Amazon not only has a cost advantage it also has a product advantage. Being an online retailer that started out with selling only books has now expanded into many other departments. Compare to one of its biggest competitors Barnes and Nobles, it is able to offer more selections in books due to its unlimited storage space. Also with its kindle tablet it saves customers a trip to the store and allows them to download instantly. Amazon’s greatest competitive advantage is its customer service, which has ranked #1 year after year (Goodfellow, 2012).
The business dictionary defines customer delight as the very favorable experience of the client of a business when they have received a good or service that significantly surpasses what they had initially anticipated (business dictionary, ).
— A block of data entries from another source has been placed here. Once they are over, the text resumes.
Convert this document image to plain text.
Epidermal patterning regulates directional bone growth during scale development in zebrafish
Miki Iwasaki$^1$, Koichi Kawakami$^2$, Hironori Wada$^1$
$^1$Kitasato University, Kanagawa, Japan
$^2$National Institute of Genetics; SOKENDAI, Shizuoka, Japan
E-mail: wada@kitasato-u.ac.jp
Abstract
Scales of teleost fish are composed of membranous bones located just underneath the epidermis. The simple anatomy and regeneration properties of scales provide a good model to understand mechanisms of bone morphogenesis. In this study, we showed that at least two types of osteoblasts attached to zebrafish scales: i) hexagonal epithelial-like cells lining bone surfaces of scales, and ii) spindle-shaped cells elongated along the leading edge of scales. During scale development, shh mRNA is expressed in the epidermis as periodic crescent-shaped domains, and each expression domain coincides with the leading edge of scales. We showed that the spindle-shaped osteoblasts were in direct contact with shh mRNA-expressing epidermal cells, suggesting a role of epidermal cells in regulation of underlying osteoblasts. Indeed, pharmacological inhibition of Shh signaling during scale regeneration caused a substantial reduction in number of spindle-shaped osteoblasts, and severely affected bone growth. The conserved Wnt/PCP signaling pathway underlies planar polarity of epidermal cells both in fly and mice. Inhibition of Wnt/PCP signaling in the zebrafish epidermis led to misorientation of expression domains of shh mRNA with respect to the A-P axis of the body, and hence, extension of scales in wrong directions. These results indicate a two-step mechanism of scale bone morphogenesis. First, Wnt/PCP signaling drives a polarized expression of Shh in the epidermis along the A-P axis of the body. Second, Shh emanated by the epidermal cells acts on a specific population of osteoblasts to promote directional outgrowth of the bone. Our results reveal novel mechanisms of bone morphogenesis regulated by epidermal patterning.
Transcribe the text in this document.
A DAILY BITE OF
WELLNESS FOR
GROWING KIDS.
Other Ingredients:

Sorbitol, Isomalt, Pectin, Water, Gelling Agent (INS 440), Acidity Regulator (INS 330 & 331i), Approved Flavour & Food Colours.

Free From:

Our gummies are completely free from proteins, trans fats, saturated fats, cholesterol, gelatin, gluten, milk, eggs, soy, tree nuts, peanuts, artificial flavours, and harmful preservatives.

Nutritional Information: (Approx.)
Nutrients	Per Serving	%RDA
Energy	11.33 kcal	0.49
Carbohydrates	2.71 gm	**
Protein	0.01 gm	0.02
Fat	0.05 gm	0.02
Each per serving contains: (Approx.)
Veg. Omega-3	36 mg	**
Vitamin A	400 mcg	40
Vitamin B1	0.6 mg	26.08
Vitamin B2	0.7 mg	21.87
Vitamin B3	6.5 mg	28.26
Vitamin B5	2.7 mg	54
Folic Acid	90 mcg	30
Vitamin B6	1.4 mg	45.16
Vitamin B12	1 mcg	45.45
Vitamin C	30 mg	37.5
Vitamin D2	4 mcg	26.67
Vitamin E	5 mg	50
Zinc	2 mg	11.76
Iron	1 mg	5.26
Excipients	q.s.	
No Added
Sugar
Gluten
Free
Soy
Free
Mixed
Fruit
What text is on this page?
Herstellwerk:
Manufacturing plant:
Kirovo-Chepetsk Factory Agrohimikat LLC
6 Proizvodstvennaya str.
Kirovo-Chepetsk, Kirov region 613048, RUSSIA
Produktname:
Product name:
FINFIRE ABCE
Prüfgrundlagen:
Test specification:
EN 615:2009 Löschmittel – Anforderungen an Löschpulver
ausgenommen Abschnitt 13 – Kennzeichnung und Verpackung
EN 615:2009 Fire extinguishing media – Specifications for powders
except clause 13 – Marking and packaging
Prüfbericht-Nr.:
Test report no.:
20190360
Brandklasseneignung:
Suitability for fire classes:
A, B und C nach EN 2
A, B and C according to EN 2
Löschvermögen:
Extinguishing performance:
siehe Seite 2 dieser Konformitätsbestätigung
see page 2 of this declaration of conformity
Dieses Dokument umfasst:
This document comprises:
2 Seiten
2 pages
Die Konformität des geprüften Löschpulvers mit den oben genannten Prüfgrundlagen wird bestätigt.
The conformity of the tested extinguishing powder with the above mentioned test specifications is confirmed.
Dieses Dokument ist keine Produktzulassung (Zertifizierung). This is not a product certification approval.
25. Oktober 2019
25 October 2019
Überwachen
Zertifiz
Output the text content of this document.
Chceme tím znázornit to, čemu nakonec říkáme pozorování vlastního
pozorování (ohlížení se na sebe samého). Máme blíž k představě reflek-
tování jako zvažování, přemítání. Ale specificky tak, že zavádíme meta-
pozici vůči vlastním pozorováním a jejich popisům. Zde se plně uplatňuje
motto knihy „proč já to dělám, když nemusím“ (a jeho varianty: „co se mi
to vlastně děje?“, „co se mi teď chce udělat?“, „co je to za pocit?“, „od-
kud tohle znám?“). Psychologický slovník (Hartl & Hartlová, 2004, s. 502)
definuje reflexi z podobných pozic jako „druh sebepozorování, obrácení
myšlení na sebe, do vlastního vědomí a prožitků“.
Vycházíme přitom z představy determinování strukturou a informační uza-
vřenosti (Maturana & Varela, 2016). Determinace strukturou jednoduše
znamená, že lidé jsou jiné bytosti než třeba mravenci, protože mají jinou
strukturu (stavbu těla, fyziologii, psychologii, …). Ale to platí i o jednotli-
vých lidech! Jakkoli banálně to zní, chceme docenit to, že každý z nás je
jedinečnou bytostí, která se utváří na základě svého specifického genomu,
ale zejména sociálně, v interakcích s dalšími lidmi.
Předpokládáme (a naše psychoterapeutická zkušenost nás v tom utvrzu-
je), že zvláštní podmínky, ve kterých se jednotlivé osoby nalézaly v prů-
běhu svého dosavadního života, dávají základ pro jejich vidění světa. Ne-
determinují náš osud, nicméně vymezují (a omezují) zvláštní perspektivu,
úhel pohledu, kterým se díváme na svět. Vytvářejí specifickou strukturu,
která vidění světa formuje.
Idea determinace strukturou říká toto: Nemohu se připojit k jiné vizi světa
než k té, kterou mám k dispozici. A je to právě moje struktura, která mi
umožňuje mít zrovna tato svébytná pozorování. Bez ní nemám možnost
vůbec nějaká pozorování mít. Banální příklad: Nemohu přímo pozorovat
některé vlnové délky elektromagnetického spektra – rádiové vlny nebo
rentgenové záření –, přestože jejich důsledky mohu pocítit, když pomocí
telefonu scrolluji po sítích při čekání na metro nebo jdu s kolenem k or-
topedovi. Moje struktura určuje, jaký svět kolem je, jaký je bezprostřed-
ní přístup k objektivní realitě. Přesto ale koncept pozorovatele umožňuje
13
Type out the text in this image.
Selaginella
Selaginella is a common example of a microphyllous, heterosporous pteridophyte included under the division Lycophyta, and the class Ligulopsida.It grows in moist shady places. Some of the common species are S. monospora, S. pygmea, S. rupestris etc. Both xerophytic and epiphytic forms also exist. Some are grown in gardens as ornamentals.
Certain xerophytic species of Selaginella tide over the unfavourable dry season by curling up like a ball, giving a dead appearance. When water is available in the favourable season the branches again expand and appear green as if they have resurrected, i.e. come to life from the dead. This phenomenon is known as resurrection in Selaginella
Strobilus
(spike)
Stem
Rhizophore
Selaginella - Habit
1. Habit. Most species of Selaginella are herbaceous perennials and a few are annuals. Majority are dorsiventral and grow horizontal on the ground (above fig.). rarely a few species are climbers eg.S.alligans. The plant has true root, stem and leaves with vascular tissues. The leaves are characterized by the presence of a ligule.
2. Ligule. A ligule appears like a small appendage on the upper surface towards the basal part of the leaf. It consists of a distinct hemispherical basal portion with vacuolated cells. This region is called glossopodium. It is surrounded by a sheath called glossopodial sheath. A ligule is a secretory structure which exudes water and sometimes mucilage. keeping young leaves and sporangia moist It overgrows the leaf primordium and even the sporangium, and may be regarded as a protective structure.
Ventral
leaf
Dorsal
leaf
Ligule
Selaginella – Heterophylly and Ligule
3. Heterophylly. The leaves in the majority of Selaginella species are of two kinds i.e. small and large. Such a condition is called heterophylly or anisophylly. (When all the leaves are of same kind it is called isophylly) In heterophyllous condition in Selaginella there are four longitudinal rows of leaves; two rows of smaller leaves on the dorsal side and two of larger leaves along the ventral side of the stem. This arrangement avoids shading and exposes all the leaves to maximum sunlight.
Amazon already has great customer service proven by all the awards it has earned. Amazon wants to truly be “Earth’s Most Customer-Centric Company.” The company not only provides extra service like free shipping, but its customer service is its key to bring its customers that extra delight. The way Amazon handles problems that arise are a big part to its customer retention rate. They have revolutionized the “Contact Us” experience, if they is a problem with a customer’s order they can go to the site and under the contact us page they will find a “call me” button. This is Amazon’s way of having a more impactful experience for its customers. Instead of having to talk to a computer, you can leave your number and a live human being will call you back to resolve you issues with the upmost respect (Hampton, 2013).
This paper has analyzed how Amazon brings its supply chain and its demand chain together to create an effective value chain. A chain is as strong as its weakest link, and Amazon has effectively strengthened all aspect of its value chain. It truly is “Earth’s most customer centric company.” All these factors put together has helped it create such a competitive advantage in its industry with an enterprise value of over $150 billion. For these reasons the company has been seeing constant growth both in the number of users and number of new service because it believes in improving on everything.